I don’t have answers, let alone whatever ones she’s looking for. I just accepted that I am, in fact, in love with her, that she isn’t a passing attraction I can successfully ignore.

“Why are you leaving?”

She scoffs. “I just explained—”

“At all,” I clarify. “Why are you leaving at all? You said when we were sailing that you don’t even want to go to college.

So, don’t. Stay here. You have money from waitressing.

A trust fund. You have options, Wren, a hell of a lot more than most people do.

You’re going to California to, what? Make your family happy?

You’re fearless, Wren. You jump off cliffs, and you give me shit.

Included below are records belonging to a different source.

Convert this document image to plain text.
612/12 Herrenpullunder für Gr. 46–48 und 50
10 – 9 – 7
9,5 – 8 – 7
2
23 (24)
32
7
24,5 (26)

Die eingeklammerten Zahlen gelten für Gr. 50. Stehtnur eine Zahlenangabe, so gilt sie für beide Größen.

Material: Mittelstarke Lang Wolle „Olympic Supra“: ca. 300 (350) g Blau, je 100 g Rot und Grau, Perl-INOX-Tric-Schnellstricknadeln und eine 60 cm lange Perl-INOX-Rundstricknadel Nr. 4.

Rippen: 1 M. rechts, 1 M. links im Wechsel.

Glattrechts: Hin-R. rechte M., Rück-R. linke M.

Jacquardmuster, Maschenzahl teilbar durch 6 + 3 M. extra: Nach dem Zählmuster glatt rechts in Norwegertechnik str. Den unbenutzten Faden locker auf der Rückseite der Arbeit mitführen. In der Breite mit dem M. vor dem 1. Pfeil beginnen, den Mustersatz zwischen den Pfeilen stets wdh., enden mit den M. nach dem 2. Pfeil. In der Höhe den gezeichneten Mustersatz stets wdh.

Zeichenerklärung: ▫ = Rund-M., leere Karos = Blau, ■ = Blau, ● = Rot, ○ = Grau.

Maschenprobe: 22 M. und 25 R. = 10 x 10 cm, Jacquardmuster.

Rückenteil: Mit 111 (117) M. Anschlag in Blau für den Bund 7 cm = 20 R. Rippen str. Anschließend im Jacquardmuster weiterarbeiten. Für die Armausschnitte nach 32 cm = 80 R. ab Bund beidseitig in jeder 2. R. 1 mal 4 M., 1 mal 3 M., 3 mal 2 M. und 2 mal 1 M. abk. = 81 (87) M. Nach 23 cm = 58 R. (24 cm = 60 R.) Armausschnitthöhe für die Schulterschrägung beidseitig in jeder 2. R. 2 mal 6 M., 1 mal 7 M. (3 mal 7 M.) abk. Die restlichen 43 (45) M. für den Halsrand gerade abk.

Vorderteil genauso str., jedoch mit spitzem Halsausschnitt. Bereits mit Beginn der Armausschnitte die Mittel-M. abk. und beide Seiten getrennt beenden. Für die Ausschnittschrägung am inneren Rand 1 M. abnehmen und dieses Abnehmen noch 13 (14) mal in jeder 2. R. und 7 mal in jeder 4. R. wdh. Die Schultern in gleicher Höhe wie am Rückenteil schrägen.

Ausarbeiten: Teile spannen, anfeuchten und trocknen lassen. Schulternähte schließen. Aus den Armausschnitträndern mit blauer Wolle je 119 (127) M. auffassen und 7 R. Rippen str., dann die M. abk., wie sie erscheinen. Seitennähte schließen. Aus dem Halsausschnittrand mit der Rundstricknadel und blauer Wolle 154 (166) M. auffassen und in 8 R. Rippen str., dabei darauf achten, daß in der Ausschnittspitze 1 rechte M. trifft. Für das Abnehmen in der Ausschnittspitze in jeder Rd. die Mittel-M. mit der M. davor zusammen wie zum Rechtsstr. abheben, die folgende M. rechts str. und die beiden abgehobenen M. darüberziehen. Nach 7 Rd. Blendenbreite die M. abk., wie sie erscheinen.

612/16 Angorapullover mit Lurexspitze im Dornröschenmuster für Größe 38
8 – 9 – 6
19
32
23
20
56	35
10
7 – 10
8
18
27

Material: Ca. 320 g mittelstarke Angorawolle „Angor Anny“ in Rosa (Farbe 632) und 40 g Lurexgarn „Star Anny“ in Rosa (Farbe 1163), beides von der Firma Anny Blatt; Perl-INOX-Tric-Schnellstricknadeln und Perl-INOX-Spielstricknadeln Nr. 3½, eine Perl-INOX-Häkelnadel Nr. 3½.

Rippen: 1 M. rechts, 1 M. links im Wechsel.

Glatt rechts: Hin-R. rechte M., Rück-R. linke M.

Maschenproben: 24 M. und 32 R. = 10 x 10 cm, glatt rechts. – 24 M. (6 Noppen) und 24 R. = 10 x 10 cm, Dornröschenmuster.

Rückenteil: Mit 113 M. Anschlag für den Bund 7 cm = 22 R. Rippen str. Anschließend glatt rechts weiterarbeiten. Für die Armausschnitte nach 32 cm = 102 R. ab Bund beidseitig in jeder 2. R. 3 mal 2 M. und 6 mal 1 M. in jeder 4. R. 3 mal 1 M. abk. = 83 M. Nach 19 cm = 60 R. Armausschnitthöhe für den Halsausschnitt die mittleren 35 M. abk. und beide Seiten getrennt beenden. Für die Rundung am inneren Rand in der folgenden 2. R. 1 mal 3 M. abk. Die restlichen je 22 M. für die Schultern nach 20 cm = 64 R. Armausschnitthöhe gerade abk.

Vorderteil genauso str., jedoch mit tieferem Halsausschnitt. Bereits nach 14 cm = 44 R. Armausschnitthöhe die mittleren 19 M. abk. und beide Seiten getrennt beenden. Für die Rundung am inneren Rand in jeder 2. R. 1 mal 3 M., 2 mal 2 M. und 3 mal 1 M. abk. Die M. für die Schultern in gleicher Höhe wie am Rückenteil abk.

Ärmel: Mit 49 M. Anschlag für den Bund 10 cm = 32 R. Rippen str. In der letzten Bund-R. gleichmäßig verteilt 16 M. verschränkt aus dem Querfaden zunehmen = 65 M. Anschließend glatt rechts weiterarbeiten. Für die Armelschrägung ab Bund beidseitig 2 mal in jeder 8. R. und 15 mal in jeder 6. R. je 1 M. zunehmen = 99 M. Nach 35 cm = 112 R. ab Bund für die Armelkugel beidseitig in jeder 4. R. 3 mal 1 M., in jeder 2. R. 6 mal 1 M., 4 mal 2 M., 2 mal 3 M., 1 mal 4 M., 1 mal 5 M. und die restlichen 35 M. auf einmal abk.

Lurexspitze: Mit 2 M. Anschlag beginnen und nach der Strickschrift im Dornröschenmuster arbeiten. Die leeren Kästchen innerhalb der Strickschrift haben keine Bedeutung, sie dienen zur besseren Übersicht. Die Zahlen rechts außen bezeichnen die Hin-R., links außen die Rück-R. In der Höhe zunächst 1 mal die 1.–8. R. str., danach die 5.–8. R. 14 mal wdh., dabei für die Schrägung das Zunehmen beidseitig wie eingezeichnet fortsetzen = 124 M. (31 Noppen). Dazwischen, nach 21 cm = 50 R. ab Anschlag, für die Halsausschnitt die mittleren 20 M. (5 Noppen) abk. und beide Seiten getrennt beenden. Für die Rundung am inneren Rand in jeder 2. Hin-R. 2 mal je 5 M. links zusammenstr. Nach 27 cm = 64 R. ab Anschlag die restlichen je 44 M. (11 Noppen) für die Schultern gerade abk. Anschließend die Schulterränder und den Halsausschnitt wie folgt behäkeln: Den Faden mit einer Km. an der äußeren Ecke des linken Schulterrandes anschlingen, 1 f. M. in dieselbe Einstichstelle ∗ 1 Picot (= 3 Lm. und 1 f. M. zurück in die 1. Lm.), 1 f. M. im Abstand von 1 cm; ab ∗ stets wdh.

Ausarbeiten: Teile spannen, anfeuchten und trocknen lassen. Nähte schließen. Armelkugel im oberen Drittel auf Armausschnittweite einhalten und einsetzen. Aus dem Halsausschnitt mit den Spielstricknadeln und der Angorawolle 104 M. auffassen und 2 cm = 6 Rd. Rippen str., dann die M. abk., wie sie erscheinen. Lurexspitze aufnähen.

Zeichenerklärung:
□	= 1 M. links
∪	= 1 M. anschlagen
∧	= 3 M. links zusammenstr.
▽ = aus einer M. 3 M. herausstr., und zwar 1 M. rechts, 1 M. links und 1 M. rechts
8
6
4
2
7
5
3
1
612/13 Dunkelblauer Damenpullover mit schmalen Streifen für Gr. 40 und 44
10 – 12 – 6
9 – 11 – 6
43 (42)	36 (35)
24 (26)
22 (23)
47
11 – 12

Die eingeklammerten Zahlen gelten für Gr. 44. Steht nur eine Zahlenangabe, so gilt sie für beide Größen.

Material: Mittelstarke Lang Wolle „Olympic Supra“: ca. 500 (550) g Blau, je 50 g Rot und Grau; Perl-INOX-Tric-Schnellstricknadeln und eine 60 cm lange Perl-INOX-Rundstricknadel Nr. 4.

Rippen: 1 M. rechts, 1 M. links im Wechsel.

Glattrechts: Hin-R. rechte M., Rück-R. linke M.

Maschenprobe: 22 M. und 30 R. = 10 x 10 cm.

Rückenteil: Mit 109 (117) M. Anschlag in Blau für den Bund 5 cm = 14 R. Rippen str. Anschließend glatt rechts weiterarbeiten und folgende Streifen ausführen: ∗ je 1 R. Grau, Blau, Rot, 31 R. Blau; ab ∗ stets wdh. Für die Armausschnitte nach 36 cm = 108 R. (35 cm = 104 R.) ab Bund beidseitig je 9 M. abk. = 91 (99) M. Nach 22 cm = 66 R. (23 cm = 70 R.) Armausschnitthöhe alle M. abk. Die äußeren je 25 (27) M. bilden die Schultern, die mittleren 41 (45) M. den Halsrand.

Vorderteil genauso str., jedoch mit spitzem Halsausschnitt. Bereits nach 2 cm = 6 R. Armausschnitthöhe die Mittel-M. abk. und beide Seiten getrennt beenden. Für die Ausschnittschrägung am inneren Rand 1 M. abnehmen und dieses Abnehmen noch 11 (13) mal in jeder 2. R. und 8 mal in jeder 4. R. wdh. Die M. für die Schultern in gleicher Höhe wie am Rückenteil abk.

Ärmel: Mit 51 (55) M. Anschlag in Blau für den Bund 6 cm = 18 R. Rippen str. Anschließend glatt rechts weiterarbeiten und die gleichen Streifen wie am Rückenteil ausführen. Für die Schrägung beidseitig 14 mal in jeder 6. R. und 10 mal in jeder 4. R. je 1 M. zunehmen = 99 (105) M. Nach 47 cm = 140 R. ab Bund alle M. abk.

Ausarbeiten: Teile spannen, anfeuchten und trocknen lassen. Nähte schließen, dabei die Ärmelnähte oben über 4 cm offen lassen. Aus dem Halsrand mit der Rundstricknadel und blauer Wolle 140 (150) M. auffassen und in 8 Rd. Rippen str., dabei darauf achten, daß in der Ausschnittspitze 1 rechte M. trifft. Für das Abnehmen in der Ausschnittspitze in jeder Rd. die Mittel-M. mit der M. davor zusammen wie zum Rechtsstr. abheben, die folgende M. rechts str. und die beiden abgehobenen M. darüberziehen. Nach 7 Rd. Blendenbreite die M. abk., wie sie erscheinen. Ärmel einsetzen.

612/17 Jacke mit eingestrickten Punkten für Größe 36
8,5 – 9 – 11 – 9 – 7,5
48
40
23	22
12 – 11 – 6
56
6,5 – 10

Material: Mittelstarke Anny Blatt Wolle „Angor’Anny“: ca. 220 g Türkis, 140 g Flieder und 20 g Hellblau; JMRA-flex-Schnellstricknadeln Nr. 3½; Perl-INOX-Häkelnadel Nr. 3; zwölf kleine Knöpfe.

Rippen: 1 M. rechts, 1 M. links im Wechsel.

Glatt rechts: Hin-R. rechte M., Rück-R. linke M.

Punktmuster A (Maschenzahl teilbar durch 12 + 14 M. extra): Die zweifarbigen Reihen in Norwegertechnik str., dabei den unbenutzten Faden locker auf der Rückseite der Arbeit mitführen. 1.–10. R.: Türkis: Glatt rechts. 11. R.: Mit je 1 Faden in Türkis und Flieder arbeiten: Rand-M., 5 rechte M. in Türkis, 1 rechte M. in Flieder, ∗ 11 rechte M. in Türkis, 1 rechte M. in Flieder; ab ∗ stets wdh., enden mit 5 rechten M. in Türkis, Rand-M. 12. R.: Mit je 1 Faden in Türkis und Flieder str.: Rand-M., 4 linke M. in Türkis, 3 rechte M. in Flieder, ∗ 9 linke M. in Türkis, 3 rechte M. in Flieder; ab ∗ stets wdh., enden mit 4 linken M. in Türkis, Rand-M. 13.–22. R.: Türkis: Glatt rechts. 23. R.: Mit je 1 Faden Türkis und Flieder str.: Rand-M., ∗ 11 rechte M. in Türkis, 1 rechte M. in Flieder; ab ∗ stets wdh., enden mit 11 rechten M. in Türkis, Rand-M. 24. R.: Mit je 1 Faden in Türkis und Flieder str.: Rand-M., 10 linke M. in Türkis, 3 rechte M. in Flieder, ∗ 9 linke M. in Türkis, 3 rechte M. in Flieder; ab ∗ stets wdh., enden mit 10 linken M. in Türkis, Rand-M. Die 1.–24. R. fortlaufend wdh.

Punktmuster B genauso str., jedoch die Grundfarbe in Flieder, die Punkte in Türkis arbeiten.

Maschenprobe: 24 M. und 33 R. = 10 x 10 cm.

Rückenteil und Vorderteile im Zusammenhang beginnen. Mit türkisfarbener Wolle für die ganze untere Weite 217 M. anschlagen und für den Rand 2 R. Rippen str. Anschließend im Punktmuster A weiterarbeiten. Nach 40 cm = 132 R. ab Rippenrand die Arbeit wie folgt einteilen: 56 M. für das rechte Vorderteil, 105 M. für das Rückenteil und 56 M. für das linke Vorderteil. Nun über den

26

You don’t commit four years of your life to getting a degree you don’t really want, just because it’s what you’re expected to do. ”

“You don’t get it,” she says.

“You’re right; I don’t. Stay, Wren.”

“I. Can’t. I-I changed my mind, okay? I’m allowed to do that.”

“Changed your mind about college? Or about me?”

Wren exhales. There’s another spasm of … something on her face, so I push harder.

“Because you seemed sure about not wanting to go to college when we went sailing. And you seemed sure about us when you told me you didn’t want anyone else yesterday. What the fuck changed between then and now?”

She hesitates, and I think something I said finally got through to her.

But then she holds a hand out to me. “Goodbye, Cap.”

I stare at her, not reaching for her offered palm. I shove my hands in my pockets instead. Fuck ending this like a business meeting.

“There were a few moments last night when I thought that … when I thought that we might not make it back to shore. And all I could think about was how much I wanted to have one more conversation with you. What a fucking waste of last words that would have been, huh?”

Then I turn around and walk away.

She says nothing. Does nothing to stop me.

And I’m awfully devastated by it, for someone who was supposedly convinced we’d never work out.